New research suggests the benevolence of living at home with parents . . . depends. It depends upon the sex and age of the individual.
The news release to the study bore this title: Young men living at home with parents are more violent. Okay, they’ve discovered a correlation, but is the link between variables causal or inertly predictive or something else?
Here’s the data the correlation consists of -
Professor Jeremy Coid and Dr Ming Yang surveyed over 8000 men and women. Participants answered questions about violent behaviour over the past 5 years and mental health problems.

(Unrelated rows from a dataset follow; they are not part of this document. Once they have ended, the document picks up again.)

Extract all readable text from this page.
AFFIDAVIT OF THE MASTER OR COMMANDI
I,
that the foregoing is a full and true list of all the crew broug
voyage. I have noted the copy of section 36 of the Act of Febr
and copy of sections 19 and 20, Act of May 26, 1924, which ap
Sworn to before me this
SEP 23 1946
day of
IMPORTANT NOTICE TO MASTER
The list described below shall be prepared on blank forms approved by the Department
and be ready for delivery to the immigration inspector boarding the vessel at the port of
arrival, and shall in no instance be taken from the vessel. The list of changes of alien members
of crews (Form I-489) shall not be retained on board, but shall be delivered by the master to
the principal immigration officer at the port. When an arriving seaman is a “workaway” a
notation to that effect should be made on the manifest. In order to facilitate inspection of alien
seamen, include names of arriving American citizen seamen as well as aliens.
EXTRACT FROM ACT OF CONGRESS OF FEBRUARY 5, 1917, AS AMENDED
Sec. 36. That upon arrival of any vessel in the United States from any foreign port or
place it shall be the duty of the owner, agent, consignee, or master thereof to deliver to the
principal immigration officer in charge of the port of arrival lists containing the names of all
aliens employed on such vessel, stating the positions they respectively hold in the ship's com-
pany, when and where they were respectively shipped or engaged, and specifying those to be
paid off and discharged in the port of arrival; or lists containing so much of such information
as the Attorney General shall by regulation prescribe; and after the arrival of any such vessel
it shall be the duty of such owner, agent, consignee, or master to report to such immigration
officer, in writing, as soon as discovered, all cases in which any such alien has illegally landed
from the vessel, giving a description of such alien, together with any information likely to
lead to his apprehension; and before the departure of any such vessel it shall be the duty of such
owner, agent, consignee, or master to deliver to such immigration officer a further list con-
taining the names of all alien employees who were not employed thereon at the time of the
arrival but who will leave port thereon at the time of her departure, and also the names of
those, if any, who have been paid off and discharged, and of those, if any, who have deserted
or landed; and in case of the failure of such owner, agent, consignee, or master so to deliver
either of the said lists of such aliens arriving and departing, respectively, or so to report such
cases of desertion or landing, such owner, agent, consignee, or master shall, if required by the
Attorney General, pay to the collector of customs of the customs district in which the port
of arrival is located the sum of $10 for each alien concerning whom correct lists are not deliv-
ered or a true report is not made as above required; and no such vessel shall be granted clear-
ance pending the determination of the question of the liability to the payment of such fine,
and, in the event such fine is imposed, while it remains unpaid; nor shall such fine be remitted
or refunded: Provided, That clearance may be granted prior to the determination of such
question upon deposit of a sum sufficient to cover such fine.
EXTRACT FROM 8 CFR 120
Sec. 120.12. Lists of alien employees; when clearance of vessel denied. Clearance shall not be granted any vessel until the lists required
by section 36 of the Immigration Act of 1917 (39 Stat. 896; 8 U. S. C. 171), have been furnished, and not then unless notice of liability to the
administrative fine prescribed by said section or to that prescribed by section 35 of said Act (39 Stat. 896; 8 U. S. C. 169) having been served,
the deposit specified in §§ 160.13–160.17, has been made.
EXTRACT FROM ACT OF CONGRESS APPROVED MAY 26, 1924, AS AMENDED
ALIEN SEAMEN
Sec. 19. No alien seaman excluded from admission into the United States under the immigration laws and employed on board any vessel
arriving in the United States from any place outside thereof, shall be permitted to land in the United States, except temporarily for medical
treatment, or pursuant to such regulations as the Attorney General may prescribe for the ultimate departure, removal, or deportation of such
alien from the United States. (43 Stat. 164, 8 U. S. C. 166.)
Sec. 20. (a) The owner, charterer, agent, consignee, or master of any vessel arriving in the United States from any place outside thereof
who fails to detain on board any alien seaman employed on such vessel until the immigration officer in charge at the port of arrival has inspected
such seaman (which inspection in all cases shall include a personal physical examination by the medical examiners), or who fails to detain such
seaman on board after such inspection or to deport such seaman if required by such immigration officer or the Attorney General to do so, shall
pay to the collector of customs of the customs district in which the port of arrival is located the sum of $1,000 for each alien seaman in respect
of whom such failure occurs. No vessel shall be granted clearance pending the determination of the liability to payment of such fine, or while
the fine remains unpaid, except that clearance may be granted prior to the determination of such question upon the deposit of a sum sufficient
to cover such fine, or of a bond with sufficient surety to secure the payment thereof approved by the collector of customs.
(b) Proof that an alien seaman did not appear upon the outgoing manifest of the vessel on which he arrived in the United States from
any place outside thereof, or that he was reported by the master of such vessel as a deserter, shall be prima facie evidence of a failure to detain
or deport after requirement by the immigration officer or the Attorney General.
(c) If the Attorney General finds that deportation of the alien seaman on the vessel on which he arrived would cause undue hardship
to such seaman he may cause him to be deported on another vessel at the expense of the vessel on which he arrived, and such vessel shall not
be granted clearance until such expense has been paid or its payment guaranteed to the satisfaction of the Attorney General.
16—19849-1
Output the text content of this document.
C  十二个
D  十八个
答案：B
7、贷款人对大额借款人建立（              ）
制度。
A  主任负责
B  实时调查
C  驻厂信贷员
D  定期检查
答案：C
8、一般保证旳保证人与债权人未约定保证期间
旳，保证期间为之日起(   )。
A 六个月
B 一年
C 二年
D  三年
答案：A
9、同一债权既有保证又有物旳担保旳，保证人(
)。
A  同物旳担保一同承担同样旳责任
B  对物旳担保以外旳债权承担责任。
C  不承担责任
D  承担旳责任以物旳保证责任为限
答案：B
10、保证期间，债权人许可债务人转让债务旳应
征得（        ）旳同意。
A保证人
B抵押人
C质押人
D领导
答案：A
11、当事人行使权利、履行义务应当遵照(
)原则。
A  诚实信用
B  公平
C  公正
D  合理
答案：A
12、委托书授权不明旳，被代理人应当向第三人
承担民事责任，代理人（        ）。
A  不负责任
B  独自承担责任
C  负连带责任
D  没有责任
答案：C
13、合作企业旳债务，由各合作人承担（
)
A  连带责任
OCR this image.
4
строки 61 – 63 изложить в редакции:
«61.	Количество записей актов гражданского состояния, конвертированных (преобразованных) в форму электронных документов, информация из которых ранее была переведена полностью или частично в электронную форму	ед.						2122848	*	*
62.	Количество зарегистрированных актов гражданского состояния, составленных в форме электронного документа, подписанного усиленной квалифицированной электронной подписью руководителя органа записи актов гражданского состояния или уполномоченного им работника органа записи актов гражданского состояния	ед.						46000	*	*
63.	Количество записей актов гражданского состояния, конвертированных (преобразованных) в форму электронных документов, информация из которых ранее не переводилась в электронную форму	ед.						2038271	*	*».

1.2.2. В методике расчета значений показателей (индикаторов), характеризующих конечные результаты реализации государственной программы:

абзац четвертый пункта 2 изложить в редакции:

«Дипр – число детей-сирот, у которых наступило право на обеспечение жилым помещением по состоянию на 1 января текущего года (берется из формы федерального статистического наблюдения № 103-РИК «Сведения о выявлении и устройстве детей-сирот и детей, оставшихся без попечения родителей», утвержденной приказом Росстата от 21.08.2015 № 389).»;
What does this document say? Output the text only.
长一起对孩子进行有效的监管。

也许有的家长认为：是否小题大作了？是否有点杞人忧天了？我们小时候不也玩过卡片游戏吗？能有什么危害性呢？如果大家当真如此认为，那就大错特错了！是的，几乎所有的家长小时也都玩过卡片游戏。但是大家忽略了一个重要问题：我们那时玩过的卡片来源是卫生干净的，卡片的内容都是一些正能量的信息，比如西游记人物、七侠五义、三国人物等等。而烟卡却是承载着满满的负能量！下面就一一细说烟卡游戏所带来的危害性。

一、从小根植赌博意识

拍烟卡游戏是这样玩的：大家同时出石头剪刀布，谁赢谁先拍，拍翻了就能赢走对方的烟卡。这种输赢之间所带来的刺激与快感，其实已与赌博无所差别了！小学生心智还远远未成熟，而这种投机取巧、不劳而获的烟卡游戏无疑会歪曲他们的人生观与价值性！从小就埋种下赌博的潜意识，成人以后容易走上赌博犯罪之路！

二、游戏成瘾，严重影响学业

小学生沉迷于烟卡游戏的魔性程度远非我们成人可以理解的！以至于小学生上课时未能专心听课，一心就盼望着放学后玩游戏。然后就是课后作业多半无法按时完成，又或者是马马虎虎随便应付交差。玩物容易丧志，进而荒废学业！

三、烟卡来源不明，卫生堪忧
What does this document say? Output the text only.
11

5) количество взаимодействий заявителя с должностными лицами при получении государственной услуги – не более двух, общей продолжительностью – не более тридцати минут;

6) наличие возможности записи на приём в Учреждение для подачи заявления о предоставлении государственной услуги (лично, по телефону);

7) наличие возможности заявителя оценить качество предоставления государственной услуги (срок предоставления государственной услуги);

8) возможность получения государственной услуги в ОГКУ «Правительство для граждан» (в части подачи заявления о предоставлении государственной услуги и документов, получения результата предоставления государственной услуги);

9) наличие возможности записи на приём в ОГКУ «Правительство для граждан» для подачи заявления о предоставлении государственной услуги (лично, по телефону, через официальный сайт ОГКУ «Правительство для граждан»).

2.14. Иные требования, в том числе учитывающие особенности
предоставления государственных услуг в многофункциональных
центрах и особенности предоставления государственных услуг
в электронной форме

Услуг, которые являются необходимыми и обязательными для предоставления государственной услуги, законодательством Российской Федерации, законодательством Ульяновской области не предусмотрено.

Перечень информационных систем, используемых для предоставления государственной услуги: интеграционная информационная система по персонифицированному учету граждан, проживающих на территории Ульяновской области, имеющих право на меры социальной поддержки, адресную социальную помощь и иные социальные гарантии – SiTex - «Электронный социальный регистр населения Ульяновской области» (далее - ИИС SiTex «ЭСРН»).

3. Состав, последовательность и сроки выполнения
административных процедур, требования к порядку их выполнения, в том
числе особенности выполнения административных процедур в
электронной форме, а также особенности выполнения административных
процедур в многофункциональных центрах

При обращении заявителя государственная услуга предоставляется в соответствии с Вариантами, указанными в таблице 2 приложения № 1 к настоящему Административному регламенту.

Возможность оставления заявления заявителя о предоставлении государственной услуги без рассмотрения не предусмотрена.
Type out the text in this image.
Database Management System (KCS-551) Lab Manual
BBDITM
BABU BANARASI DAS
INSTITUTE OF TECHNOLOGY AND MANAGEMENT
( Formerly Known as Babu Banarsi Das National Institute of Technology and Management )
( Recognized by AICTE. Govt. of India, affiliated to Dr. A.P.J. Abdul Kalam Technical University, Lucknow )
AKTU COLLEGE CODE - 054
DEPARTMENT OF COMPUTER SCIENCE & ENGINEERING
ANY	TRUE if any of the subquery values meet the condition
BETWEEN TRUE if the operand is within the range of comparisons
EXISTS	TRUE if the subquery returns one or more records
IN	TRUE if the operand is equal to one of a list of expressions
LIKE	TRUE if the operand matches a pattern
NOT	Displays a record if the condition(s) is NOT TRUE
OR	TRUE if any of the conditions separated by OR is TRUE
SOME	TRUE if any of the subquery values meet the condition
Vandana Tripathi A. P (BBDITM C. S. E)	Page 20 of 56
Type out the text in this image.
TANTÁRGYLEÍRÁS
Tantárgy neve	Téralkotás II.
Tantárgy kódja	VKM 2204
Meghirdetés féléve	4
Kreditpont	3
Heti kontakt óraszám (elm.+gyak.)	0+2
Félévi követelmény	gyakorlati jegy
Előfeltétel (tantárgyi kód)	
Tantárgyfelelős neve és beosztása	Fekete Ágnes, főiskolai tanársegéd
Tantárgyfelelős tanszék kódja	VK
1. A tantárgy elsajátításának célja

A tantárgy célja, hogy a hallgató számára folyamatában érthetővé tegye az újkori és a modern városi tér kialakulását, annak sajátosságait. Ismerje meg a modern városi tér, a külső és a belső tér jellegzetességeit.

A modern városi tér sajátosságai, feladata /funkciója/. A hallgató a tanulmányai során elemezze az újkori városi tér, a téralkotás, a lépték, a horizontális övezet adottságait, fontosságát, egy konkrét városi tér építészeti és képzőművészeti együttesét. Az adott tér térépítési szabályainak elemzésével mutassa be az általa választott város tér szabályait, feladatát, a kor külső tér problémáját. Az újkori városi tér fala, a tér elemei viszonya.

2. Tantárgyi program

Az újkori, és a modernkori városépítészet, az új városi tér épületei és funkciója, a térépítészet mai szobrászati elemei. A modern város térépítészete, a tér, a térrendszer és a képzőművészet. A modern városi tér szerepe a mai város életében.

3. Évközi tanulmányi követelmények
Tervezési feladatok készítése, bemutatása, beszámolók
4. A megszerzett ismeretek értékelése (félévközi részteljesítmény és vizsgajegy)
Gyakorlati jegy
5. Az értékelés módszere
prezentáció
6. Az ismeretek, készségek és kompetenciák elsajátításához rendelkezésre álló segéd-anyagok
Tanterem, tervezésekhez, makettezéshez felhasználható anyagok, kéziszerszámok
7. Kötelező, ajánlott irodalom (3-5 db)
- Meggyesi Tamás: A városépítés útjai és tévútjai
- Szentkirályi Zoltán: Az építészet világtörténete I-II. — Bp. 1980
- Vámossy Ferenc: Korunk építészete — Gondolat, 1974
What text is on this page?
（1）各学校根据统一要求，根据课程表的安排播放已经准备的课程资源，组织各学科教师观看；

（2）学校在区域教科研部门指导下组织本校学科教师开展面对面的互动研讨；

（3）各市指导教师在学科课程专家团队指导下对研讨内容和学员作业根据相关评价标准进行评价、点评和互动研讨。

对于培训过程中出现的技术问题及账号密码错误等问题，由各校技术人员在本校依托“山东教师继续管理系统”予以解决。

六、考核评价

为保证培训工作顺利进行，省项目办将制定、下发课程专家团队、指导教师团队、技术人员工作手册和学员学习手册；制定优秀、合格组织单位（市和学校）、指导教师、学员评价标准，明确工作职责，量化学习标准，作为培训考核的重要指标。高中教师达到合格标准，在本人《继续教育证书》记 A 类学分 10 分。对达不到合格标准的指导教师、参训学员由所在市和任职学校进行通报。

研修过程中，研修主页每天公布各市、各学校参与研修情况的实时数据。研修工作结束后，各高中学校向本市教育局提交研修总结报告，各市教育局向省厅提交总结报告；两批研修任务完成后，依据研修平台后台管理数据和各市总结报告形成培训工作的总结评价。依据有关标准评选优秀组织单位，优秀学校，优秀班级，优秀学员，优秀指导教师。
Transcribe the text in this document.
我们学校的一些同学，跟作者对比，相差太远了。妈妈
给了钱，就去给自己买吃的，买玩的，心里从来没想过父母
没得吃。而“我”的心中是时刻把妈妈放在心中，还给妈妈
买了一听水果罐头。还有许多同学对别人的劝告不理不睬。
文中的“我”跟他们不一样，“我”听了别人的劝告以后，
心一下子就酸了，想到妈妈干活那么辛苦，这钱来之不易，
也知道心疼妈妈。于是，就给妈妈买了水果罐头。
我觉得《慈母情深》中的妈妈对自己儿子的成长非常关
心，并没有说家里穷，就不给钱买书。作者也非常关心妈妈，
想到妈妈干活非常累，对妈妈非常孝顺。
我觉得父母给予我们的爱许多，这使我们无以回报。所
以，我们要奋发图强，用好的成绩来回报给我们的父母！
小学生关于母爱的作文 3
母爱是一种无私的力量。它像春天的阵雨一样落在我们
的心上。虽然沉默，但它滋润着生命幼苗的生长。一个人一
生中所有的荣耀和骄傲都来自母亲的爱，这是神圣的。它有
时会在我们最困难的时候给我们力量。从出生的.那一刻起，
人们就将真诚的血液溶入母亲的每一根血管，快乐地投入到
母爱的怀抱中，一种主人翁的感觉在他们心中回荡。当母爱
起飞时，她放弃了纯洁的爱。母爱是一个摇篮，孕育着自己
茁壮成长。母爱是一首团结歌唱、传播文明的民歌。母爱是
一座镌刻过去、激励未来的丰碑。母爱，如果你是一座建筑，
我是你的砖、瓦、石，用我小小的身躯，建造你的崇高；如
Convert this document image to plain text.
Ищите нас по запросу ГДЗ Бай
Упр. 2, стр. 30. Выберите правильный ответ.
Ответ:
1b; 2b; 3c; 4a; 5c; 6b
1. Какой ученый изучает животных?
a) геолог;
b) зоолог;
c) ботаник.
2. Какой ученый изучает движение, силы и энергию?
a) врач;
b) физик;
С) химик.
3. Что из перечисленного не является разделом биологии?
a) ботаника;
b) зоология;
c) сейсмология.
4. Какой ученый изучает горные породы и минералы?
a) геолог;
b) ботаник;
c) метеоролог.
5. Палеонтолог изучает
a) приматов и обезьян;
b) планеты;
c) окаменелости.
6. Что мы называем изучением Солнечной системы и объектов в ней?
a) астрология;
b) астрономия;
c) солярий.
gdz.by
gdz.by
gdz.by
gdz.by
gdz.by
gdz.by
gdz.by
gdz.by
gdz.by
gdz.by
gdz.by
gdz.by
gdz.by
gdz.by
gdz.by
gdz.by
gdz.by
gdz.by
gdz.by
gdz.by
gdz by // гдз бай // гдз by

Their results showed for the first time that staying in the parental home is a stronger risk factor for young men’s violence than any other factor.
A “risk factor.” What’s a risk factor? Good question.
Is living at home the equivalent of a young, adult male’s non-religious madrasah? Here is how Coid interprets/explains his finding:
“And these [violent/antisocial behaviors] are more common among young men who do not have responsibilities of providing their own accommodation, supporting dependent children, or experiencing beneficial effects on their behaviour from living with a female partner.
“Young men who live at home are also more likely to receive financial support from their parents than in the past when the pattern was reversed. However, in this study their earnings or benefits were the same as those who had left home and taken on greater social responsibility. They therefore had more disposable income which may have partly explained why they had more problems with alcohol.”
So living at home may not be a malevolent social influence as much as it provides a haven for individuals needing a more constructive social environment and role within it.
But we cannot be as confident of the explanatory layer to this finding as we can the data it is based upon. And frankly, the data itself is not all that solid.
An interesting finding; a thought provoking conjecture. I await further research.